Un autre moyen efficace pour satisfaire la course aux coupes budgétaires, c’est de traîner pour faire réparer les équipements. Ce qui est le cas pour une chaudière en panne par exemple... Les personnes accueillies par un CHRS de la métropole sont restées trois hivers sans chauffage avant que la direction ne se décide sous la pression des éducateur.ices à faire venir une équipe de réparateurs.

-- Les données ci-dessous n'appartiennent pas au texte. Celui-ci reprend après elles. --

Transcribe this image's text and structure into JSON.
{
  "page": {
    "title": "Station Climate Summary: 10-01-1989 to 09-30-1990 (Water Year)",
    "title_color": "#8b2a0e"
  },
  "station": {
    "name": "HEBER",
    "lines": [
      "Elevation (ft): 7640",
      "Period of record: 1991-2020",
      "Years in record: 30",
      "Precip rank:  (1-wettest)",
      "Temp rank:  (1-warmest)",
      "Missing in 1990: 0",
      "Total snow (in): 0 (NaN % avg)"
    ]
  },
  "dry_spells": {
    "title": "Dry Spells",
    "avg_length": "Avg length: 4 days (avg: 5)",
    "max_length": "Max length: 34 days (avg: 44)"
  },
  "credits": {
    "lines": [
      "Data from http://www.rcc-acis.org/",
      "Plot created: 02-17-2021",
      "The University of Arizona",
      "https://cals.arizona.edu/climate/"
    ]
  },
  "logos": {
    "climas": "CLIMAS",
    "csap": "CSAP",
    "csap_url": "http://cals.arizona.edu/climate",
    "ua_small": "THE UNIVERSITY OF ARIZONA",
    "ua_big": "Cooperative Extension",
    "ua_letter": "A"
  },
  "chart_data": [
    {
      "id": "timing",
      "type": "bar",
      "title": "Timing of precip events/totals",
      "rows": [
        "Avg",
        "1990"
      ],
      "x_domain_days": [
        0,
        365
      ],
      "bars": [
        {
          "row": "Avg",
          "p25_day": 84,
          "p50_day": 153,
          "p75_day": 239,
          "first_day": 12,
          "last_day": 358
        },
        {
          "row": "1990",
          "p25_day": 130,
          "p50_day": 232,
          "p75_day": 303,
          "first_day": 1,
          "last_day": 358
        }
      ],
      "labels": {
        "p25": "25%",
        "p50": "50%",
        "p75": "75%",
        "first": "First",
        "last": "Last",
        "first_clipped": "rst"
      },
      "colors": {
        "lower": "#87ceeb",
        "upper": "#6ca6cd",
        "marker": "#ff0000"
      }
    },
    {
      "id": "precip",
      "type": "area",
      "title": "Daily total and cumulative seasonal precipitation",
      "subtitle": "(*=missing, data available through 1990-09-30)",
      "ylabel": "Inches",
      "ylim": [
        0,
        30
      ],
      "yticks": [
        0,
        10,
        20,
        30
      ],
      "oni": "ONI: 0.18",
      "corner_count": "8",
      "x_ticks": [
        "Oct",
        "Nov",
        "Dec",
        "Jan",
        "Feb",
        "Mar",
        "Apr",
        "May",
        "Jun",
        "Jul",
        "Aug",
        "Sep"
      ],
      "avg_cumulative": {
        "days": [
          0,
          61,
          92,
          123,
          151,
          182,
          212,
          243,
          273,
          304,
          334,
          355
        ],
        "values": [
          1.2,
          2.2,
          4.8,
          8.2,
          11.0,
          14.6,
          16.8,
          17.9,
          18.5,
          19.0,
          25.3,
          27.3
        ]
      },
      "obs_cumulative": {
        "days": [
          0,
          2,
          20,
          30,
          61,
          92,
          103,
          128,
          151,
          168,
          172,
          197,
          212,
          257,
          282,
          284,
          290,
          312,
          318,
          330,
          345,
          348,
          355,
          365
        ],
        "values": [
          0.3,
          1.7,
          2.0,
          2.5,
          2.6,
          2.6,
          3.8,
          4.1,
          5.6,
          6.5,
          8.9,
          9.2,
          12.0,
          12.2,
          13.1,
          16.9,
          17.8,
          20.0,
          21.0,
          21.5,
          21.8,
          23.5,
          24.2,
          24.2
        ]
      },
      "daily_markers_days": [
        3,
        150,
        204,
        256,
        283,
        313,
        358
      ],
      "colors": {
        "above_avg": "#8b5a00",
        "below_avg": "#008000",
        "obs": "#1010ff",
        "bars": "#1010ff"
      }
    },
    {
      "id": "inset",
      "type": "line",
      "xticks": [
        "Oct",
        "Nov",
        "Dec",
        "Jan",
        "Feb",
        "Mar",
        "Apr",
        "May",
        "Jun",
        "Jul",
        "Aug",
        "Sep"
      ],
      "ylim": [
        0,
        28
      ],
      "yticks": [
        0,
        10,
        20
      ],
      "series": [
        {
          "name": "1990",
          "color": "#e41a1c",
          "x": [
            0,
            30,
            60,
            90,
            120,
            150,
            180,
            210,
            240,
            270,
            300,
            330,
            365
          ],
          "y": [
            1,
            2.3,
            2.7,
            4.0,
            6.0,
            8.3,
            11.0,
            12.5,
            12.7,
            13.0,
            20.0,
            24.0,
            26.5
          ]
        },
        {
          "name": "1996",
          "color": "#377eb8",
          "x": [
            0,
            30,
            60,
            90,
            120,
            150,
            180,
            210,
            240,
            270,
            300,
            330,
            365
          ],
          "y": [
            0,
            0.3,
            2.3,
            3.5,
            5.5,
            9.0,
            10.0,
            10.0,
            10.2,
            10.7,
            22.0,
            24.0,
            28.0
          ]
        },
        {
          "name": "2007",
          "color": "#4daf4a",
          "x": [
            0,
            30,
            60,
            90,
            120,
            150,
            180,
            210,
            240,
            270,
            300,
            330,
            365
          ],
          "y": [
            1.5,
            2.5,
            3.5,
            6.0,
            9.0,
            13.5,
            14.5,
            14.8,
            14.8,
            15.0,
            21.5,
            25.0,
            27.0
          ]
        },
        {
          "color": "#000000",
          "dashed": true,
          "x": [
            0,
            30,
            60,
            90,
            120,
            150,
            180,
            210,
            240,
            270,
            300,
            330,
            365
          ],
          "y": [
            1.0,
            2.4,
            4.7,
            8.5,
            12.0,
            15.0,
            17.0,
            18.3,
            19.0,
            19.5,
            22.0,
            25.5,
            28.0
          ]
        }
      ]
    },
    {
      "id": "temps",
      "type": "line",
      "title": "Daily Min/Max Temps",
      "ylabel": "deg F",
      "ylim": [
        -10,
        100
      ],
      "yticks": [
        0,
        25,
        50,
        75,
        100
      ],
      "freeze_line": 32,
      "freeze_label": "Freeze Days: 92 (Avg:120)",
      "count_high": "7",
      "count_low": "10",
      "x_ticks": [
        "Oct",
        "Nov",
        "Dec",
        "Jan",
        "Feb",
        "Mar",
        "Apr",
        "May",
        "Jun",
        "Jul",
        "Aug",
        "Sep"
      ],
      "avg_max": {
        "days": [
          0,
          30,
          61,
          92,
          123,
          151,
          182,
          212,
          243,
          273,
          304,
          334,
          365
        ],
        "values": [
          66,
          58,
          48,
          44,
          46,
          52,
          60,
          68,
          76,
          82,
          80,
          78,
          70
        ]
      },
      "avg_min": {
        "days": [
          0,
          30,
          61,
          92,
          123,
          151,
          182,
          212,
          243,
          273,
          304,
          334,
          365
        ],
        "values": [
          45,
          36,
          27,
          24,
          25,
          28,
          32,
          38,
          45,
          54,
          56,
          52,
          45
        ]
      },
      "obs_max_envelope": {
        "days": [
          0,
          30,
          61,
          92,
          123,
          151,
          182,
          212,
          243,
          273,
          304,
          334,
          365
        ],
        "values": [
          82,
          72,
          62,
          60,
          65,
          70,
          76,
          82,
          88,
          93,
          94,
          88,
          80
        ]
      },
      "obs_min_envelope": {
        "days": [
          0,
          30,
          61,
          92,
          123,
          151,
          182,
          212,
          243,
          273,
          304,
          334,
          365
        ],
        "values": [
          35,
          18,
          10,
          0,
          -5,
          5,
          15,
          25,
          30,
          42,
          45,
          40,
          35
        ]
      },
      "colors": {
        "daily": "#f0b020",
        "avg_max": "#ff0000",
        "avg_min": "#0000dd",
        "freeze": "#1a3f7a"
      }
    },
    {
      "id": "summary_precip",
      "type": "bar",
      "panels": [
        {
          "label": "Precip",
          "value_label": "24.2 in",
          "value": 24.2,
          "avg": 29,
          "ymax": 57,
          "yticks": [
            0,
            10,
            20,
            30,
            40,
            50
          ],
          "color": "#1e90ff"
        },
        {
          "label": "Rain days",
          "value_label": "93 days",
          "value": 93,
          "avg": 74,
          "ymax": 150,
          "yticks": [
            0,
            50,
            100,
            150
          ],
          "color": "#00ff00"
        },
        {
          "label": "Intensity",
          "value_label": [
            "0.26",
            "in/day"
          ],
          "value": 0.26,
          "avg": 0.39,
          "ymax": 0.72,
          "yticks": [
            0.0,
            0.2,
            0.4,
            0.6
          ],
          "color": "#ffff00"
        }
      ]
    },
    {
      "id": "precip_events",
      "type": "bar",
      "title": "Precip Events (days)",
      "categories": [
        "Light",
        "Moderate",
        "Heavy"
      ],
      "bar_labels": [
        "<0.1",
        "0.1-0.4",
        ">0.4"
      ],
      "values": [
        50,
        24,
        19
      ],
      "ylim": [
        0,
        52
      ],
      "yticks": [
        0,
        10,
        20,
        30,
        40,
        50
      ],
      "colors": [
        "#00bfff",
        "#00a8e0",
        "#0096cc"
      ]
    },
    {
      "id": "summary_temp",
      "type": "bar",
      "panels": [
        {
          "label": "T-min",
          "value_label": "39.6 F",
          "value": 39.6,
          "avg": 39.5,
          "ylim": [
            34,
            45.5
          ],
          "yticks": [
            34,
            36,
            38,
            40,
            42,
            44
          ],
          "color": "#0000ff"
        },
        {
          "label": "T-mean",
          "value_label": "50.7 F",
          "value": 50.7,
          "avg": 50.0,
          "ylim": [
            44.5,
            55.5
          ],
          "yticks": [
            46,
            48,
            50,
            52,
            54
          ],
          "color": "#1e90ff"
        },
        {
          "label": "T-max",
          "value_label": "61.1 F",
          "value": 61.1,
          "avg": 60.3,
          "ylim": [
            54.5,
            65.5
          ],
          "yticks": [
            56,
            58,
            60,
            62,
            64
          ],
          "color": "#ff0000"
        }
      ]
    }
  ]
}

Marie-Hélène nous raconte : « On était en train de distribuer des couvertures dans le foyer, exactement comme si on était en maraude dans la rue. Les gens n’osent même pas se plaindre du froid parce qu’ils ont peur de se faire virer ». Dans sa structure, Adrien nous dit que des chauffages d’appoint avaient été distribués : « On te met dans une situation où t’as cinq chauffages électriques pour quinze mecs. Comment tu fais, toi, pour choisir à qui tu les donnes ? » Les économies de bouts de chandelle leur pourrissent la vie au quotidien alors même qu’en réalité « les plus grandes économies sont faites sur la masse salariale », pointe un autre employé. Dans le même temps, deux postes de chef de service ont été supprimés et les éducateur.ices qui quittent la structure ne sont pas remplacé.es.
« On est le système alors qu’on le subit »
Si tous les foyers d’hébergement ne sont pas confrontés à un climat social aussi délétère, tous doivent composer avec les injonctions contradictoires d’accélération des temps de « réinsertion » et de réduction des dépenses et des effectifs. Adrien nous résume son travail avec les mots d’un usager : « Une fois, y’a un mec qui m’a dit : "Mais toi, en fait, t’es un pompier ! Tu vois un incendie qui part, tu y vas avec ta lance et t’as pas le temps de l’éteindre qu’il y a déjà un nouveau départ de feu à côté. Mais t’éteins jamais vraiment les braises !" C’est exactement ça ». En première ligne, les éducateur.ices se confrontent à la colère des résident.es qui sont les victimes quotidiennes de ces restrictions budgétaires : « On est le système alors que nous-mêmes on le subit ! » insiste Adrien. La bureaucratie dans toute sa splendeur... réduisant les travailleur.ses du social au rang de technicien.nes d'un désastre dont ils sont les victimes collatérales : « Nous, on n'est pas maltraitant.es, c'est l'institution qui l'est ». En bout de course, les victimes demeurent avant tout celles et ceux que cette politique désigne comme les bénéficiaires de ses bonnes œuvres. Mais qui mieux que les résident.es pour estimer ce qui est bon pour eux ? Alors bien sûr, les conseils de vie sociale sont là pour servir de caution à la participation de chacun.e, mais leur inscription sous le joug des directions verrouille nécessairement la situation. En dehors de ces dispositifs créés pour et non pas par les concerné.es « on ne demande jamais aux gens ce qu'ils pensent le mieux pour eux ». Manquerait plus que ça.